Rochester continúa creando un contraste entre la superficialidad de Céline y la sinceridad de Jane. Mientras Céline fingía admirar su apariencia física, por ejemplo, Jane le dice honestamente que no cree que sea guapo. Céline presenta un modelo desagradable de feminidad, pero también una imagen de torpeza poco atractiva. El comentario de Jane implica que los ingleses, a diferencia de sus vecinos franceses, son más profundos que superficiales, más espirituales que materialistas. La novela no solo cuestiona los roles de clase y género, sino que también desarrolla un ideal específico de lo británico. Jane proporciona un prototipo de mujer inglesa adecuada que es franca, sincera y sin vanidad personal. Rochester está intrigado por la honestidad de la conversación de Jane y la espiritualidad de sus dibujos, que contrastan claramente con los valores de las mujeres con las que ha salido. Admitiendo honestamente que su vida no ha sido admirable, Rochester ahora busca la felicidad, el «placer dulce y fresco». El objetivo de Rochester es la autotransformación, una reforma que se logrará a través de sus relaciones con las mujeres.

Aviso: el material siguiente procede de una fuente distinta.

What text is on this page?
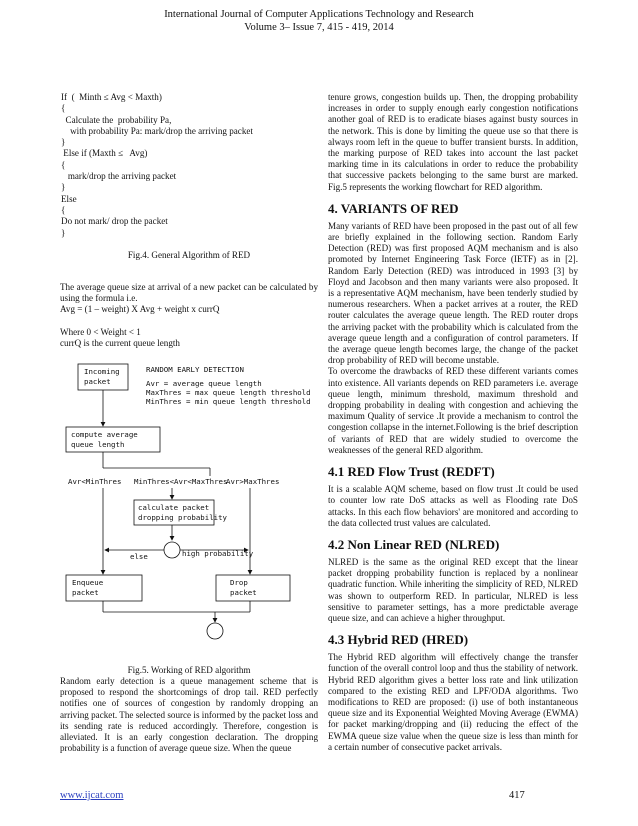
International Journal of Computer Applications Technology and Research
Volume 3– Issue 7, 415 - 419, 2014
If  (  Minth ≤ Avg < Maxth)
{
Calculate the  probability Pa,
with probability Pa: mark/drop the arriving packet
}
Else if (Maxth ≤   Avg)
{
mark/drop the arriving packet
}
Else
{
Do not mark/ drop the packet
}
Fig.4. General Algorithm of RED

The average queue size at arrival of a new packet can be calculated by using the formula i.e.

Avg = (1 – weight) X Avg + weight x currQ

Where 0 < Weight < 1

currQ is the current queue length

Incoming
packet
RANDOM EARLY DETECTION
Avr = average queue length
MaxThres = max queue length threshold
MinThres = min queue length threshold
compute average
queue length
Avr<MinThres MinThres<Avr<MaxThres
Avr>MaxThres
calculate packet
dropping probability
else	high probability
Enqueue
packet
Drop
packet
Fig.5. Working of RED algorithm
Random early detection is a queue management scheme that is proposed to respond the shortcomings of drop tail. RED perfectly notifies one of sources of congestion by randomly dropping an arriving packet. The selected source is informed by the packet loss and its sending rate is reduced accordingly. Therefore, congestion is alleviated. It is an early congestion declaration. The dropping probability is a function of average queue size. When the queue

tenure grows, congestion builds up. Then, the dropping probability increases in order to supply enough early congestion notifications another goal of RED is to eradicate biases against busty sources in the network. This is done by limiting the queue use so that there is always room left in the queue to buffer transient bursts. In addition, the marking purpose of RED takes into account the last packet marking time in its calculations in order to reduce the probability that successive packets belonging to the same burst are marked. Fig.5 represents the working flowchart for RED algorithm.

4. VARIANTS OF RED

Many variants of RED have been proposed in the past out of all few are briefly explained in the following section. Random Early Detection (RED) was first proposed AQM mechanism and is also promoted by Internet Engineering Task Force (IETF) as in [2]. Random Early Detection (RED) was introduced in 1993 [3] by Floyd and Jacobson and then many variants were also proposed. It is a representative AQM mechanism, have been tenderly studied by numerous researchers. When a packet arrives at a router, the RED router calculates the average queue length. The RED router drops the arriving packet with the probability which is calculated from the average queue length and a configuration of control parameters. If the average queue length becomes large, the change of the packet drop probability of RED will become unstable.

To overcome the drawbacks of RED these different variants comes into existence. All variants depends on RED parameters i.e. average queue length, minimum threshold, maximum threshold and dropping probability in dealing with congestion and achieving the maximum Quality of service .It provide a mechanism to control the congestion collapse in the internet.Following is the brief description of variants of RED that are widely studied to overcome the weaknesses of the general RED algorithm.

4.1 RED Flow Trust (REDFT)

It is a scalable AQM scheme, based on flow trust .It could be used to counter low rate DoS attacks as well as Flooding rate DoS attacks. In this each flow behaviors' are monitored and according to the data collected trust values are calculated.

4.2 Non Linear RED (NLRED)

NLRED is the same as the original RED except that the linear packet dropping probability function is replaced by a nonlinear quadratic function. While inheriting the simplicity of RED, NLRED was shown to outperform RED. In particular, NLRED is less sensitive to parameter settings, has a more predictable average queue size, and can achieve a higher throughput.

4.3 Hybrid RED (HRED)

The Hybrid RED algorithm will effectively change the transfer function of the overall control loop and thus the stability of network. Hybrid RED algorithm gives a better loss rate and link utilization compared to the existing RED and LPF/ODA algorithms. Two modifications to RED are proposed: (i) use of both instantaneous queue size and its Exponential Weighted Moving Average (EWMA) for packet marking/dropping and (ii) reducing the effect of the EWMA queue size value when the queue size is less than minth for a certain number of consecutive packet arrivals.

www.ijcat.com	417
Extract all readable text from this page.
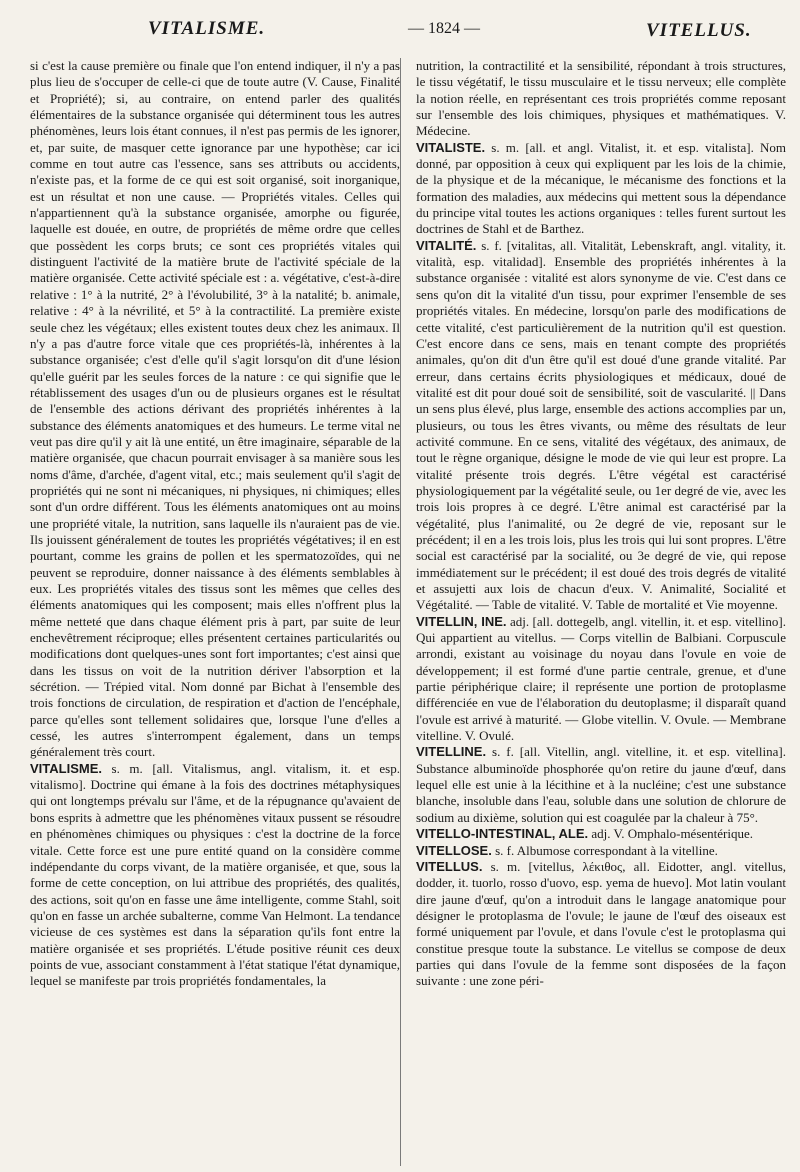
VITALISME.	— 1824 —	VITELLUS.

si c'est la cause première ou finale que l'on entend indiquer, il n'y a pas plus lieu de s'occuper de celle-ci que de toute autre (V. Cause, Finalité et Propriété); si, au contraire, on entend parler des qualités élémentaires de la substance organisée qui déterminent tous les autres phénomènes, leurs lois étant connues, il n'est pas permis de les ignorer, et, par suite, de masquer cette ignorance par une hypothèse; car ici comme en tout autre cas l'essence, sans ses attributs ou accidents, n'existe pas, et la forme de ce qui est soit organisé, soit inorganique, est un résultat et non une cause. — Propriétés vitales. Celles qui n'appartiennent qu'à la substance organisée, amorphe ou figurée, laquelle est douée, en outre, de propriétés de même ordre que celles que possèdent les corps bruts; ce sont ces propriétés vitales qui distinguent l'activité de la matière brute de l'activité spéciale de la matière organisée. Cette activité spéciale est : a. végétative, c'est-à-dire relative : 1° à la nutrité, 2° à l'évolubilité, 3° à la natalité; b. animale, relative : 4° à la névrilité, et 5° à la contractilité. La première existe seule chez les végétaux; elles existent toutes deux chez les animaux. Il n'y a pas d'autre force vitale que ces propriétés-là, inhérentes à la substance organisée; c'est d'elle qu'il s'agit lorsqu'on dit d'une lésion qu'elle guérit par les seules forces de la nature : ce qui signifie que le rétablissement des usages d'un ou de plusieurs organes est le résultat de l'ensemble des actions dérivant des propriétés inhérentes à la substance des éléments anatomiques et des humeurs. Le terme vital ne veut pas dire qu'il y ait là une entité, un être imaginaire, séparable de la matière organisée, que chacun pourrait envisager à sa manière sous les noms d'âme, d'archée, d'agent vital, etc.; mais seulement qu'il s'agit de propriétés qui ne sont ni mécaniques, ni physiques, ni chimiques; elles sont d'un ordre différent. Tous les éléments anatomiques ont au moins une propriété vitale, la nutrition, sans laquelle ils n'auraient pas de vie. Ils jouissent généralement de toutes les propriétés végétatives; il en est pourtant, comme les grains de pollen et les spermatozoïdes, qui ne peuvent se reproduire, donner naissance à des éléments semblables à eux. Les propriétés vitales des tissus sont les mêmes que celles des éléments anatomiques qui les composent; mais elles n'offrent plus la même netteté que dans chaque élément pris à part, par suite de leur enchevêtrement réciproque; elles présentent certaines particularités ou modifications dont quelques-unes sont fort importantes; c'est ainsi que dans les tissus on voit de la nutrition dériver l'absorption et la sécrétion. — Trépied vital. Nom donné par Bichat à l'ensemble des trois fonctions de circulation, de respiration et d'action de l'encéphale, parce qu'elles sont tellement solidaires que, lorsque l'une d'elles a cessé, les autres s'interrompent également, dans un temps généralement très court.

VITALISME. s. m. [all. Vitalismus, angl. vitalism, it. et esp. vitalismo]. Doctrine qui émane à la fois des doctrines métaphysiques qui ont longtemps prévalu sur l'âme, et de la répugnance qu'avaient de bons esprits à admettre que les phénomènes vitaux pussent se résoudre en phénomènes chimiques ou physiques : c'est la doctrine de la force vitale. Cette force est une pure entité quand on la considère comme indépendante du corps vivant, de la matière organisée, et que, sous la forme de cette conception, on lui attribue des propriétés, des qualités, des actions, soit qu'on en fasse une âme intelligente, comme Stahl, soit qu'on en fasse un archée subalterne, comme Van Helmont. La tendance vicieuse de ces systèmes est dans la séparation qu'ils font entre la matière organisée et ses propriétés. L'étude positive réunit ces deux points de vue, associant constamment à l'état statique l'état dynamique, lequel se manifeste par trois propriétés fondamentales, la

nutrition, la contractilité et la sensibilité, répondant à trois structures, le tissu végétatif, le tissu musculaire et le tissu nerveux; elle complète la notion réelle, en représentant ces trois propriétés comme reposant sur l'ensemble des lois chimiques, physiques et mathématiques. V. Médecine.

VITALISTE. s. m. [all. et angl. Vitalist, it. et esp. vitalista]. Nom donné, par opposition à ceux qui expliquent par les lois de la chimie, de la physique et de la mécanique, le mécanisme des fonctions et la formation des maladies, aux médecins qui mettent sous la dépendance du principe vital toutes les actions organiques : telles furent surtout les doctrines de Stahl et de Barthez.

VITALITÉ. s. f. [vitalitas, all. Vitalität, Lebenskraft, angl. vitality, it. vitalità, esp. vitalidad]. Ensemble des propriétés inhérentes à la substance organisée : vitalité est alors synonyme de vie. C'est dans ce sens qu'on dit la vitalité d'un tissu, pour exprimer l'ensemble de ses propriétés vitales. En médecine, lorsqu'on parle des modifications de cette vitalité, c'est particulièrement de la nutrition qu'il est question. C'est encore dans ce sens, mais en tenant compte des propriétés animales, qu'on dit d'un être qu'il est doué d'une grande vitalité. Par erreur, dans certains écrits physiologiques et médicaux, doué de vitalité est dit pour doué soit de sensibilité, soit de vascularité. || Dans un sens plus élevé, plus large, ensemble des actions accomplies par un, plusieurs, ou tous les êtres vivants, ou même des résultats de leur activité commune. En ce sens, vitalité des végétaux, des animaux, de tout le règne organique, désigne le mode de vie qui leur est propre. La vitalité présente trois degrés. L'être végétal est caractérisé physiologiquement par la végétalité seule, ou 1er degré de vie, avec les trois lois propres à ce degré. L'être animal est caractérisé par la végétalité, plus l'animalité, ou 2e degré de vie, reposant sur le précédent; il en a les trois lois, plus les trois qui lui sont propres. L'être social est caractérisé par la socialité, ou 3e degré de vie, qui repose immédiatement sur le précédent; il est doué des trois degrés de vitalité et assujetti aux lois de chacun d'eux. V. Animalité, Socialité et Végétalité. — Table de vitalité. V. Table de mortalité et Vie moyenne.

VITELLIN, INE. adj. [all. dottegelb, angl. vitellin, it. et esp. vitellino]. Qui appartient au vitellus. — Corps vitellin de Balbiani. Corpuscule arrondi, existant au voisinage du noyau dans l'ovule en voie de développement; il est formé d'une partie centrale, grenue, et d'une partie périphérique claire; il représente une portion de protoplasme différenciée en vue de l'élaboration du deutoplasme; il disparaît quand l'ovule est arrivé à maturité. — Globe vitellin. V. Ovule. — Membrane vitelline. V. Ovulé.

VITELLINE. s. f. [all. Vitellin, angl. vitelline, it. et esp. vitellina]. Substance albuminoïde phosphorée qu'on retire du jaune d'œuf, dans lequel elle est unie à la lécithine et à la nucléine; c'est une substance blanche, insoluble dans l'eau, soluble dans une solution de chlorure de sodium au dixième, solution qui est coagulée par la chaleur à 75°.

VITELLO-INTESTINAL, ALE. adj. V. Omphalo-mésentérique.

VITELLOSE. s. f. Albumose correspondant à la vitelline.

VITELLUS. s. m. [vitellus, λέκιθος, all. Eidotter, angl. vitellus, dodder, it. tuorlo, rosso d'uovo, esp. yema de huevo]. Mot latin voulant dire jaune d'œuf, qu'on a introduit dans le langage anatomique pour désigner le protoplasma de l'ovule; le jaune de l'œuf des oiseaux est formé uniquement par l'ovule, et dans l'ovule c'est le protoplasma qui constitue presque toute la substance. Le vitellus se compose de deux parties qui dans l'ovule de la femme sont disposées de la façon suivante : une zone péri-
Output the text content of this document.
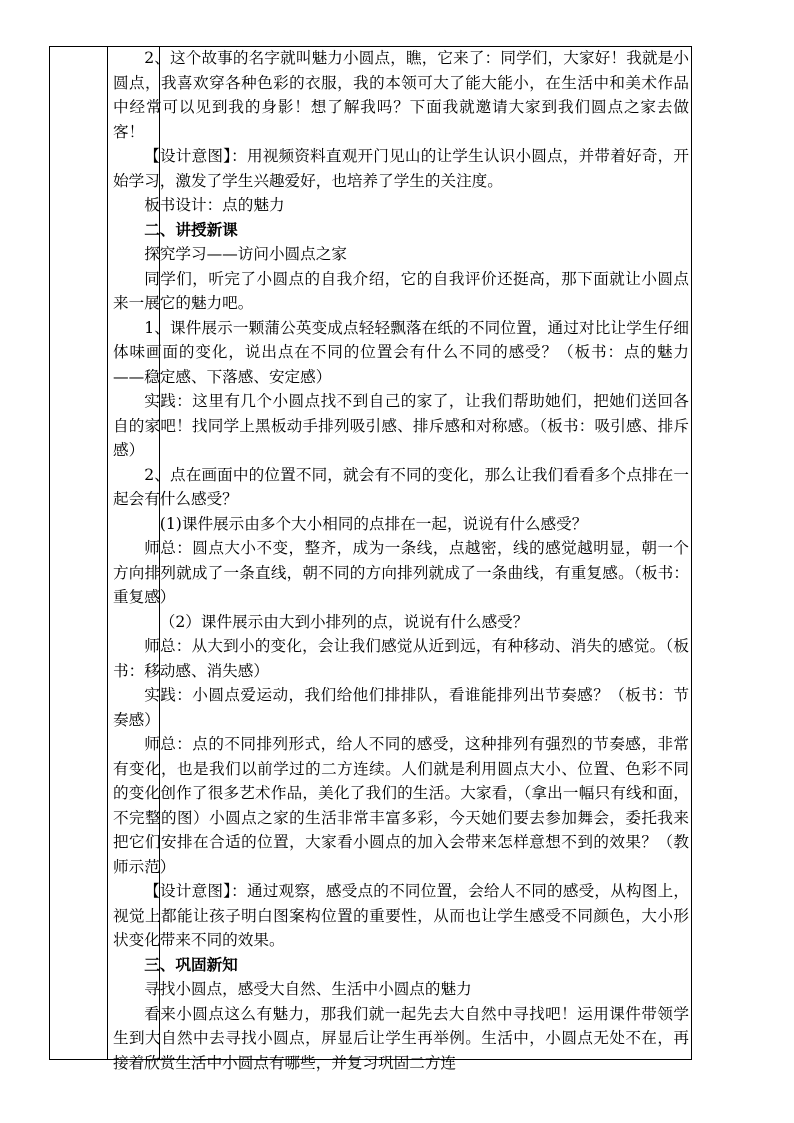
2、这个故事的名字就叫魅力小圆点，瞧，它来了：同学们，大家好！我就是小圆点，我喜欢穿各种色彩的衣服，我的本领可大了能大能小，在生活中和美术作品中经常可以见到我的身影！想了解我吗？下面我就邀请大家到我们圆点之家去做客！

【设计意图】：用视频资料直观开门见山的让学生认识小圆点，并带着好奇，开始学习，激发了学生兴趣爱好，也培养了学生的关注度。

板书设计：点的魅力

二、讲授新课

探究学习——访问小圆点之家

同学们，听完了小圆点的自我介绍，它的自我评价还挺高，那下面就让小圆点来一展它的魅力吧。

1、课件展示一颗蒲公英变成点轻轻飘落在纸的不同位置，通过对比让学生仔细体味画面的变化，说出点在不同的位置会有什么不同的感受？（板书：点的魅力——稳定感、下落感、安定感）

实践：这里有几个小圆点找不到自己的家了，让我们帮助她们，把她们送回各自的家吧！找同学上黑板动手排列吸引感、排斥感和对称感。（板书：吸引感、排斥感）

2、点在画面中的位置不同，就会有不同的变化，那么让我们看看多个点排在一起会有什么感受？

(1)课件展示由多个大小相同的点排在一起，说说有什么感受？

师总：圆点大小不变，整齐，成为一条线，点越密，线的感觉越明显，朝一个方向排列就成了一条直线，朝不同的方向排列就成了一条曲线，有重复感。（板书：重复感）

（2）课件展示由大到小排列的点，说说有什么感受？

师总：从大到小的变化，会让我们感觉从近到远，有种移动、消失的感觉。（板书：移动感、消失感）

实践：小圆点爱运动，我们给他们排排队，看谁能排列出节奏感？（板书：节奏感）

师总：点的不同排列形式，给人不同的感受，这种排列有强烈的节奏感，非常有变化，也是我们以前学过的二方连续。人们就是利用圆点大小、位置、色彩不同的变化创作了很多艺术作品，美化了我们的生活。大家看，（拿出一幅只有线和面，不完整的图）小圆点之家的生活非常丰富多彩，今天她们要去参加舞会，委托我来把它们安排在合适的位置，大家看小圆点的加入会带来怎样意想不到的效果？（教师示范）

【设计意图】：通过观察，感受点的不同位置，会给人不同的感受，从构图上，视觉上都能让孩子明白图案构位置的重要性，从而也让学生感受不同颜色，大小形状变化带来不同的效果。

三、巩固新知

寻找小圆点，感受大自然、生活中小圆点的魅力

看来小圆点这么有魅力，那我们就一起先去大自然中寻找吧！运用课件带领学生到大自然中去寻找小圆点，屏显后让学生再举例。生活中，小圆点无处不在，再接着欣赏生活中小圆点有哪些，并复习巩固二方连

El final del capítulo 15 toma un giro extraño, casi sobrenatural. Comenzando con la revelación de Rochester de su enamoramiento ilícito por Céline Varens, el capítulo, no sin importancia, termina con una imagen de «lenguas de fuego» corriendo alrededor de su cama. Las indiscreciones sexuales de Rochester se vuelven literales al ver su cama en llamas, un exceso que Jane borra. La escena presagia el papel de Jane en la canalización del libertinaje sexual de Rochester en una pasión propiamente doméstica y reproductiva. El último sueño de Jane también presagia la dirección de su relación con Rochester: ella es «arrojada a un mar flotante pero inquieto, donde olas de problemas ruedan bajo olas de alegría». Incapaz de llegar a las «dulces colinas» que le esperan, Jane debe permanecer un tiempo en el mar inquieto. Al reconocer su creciente amor por Rochester, el inconsciente de Jane le advierte que su relación será difícil. En lugar de dejarse llevar por el caos de la pasión y el delirio, debe mantener el sentido común y el juicio. En esta novela, los límites de la realidad se expanden continuamente, por lo que los sueños y las visiones tienen tanta validez como la razón.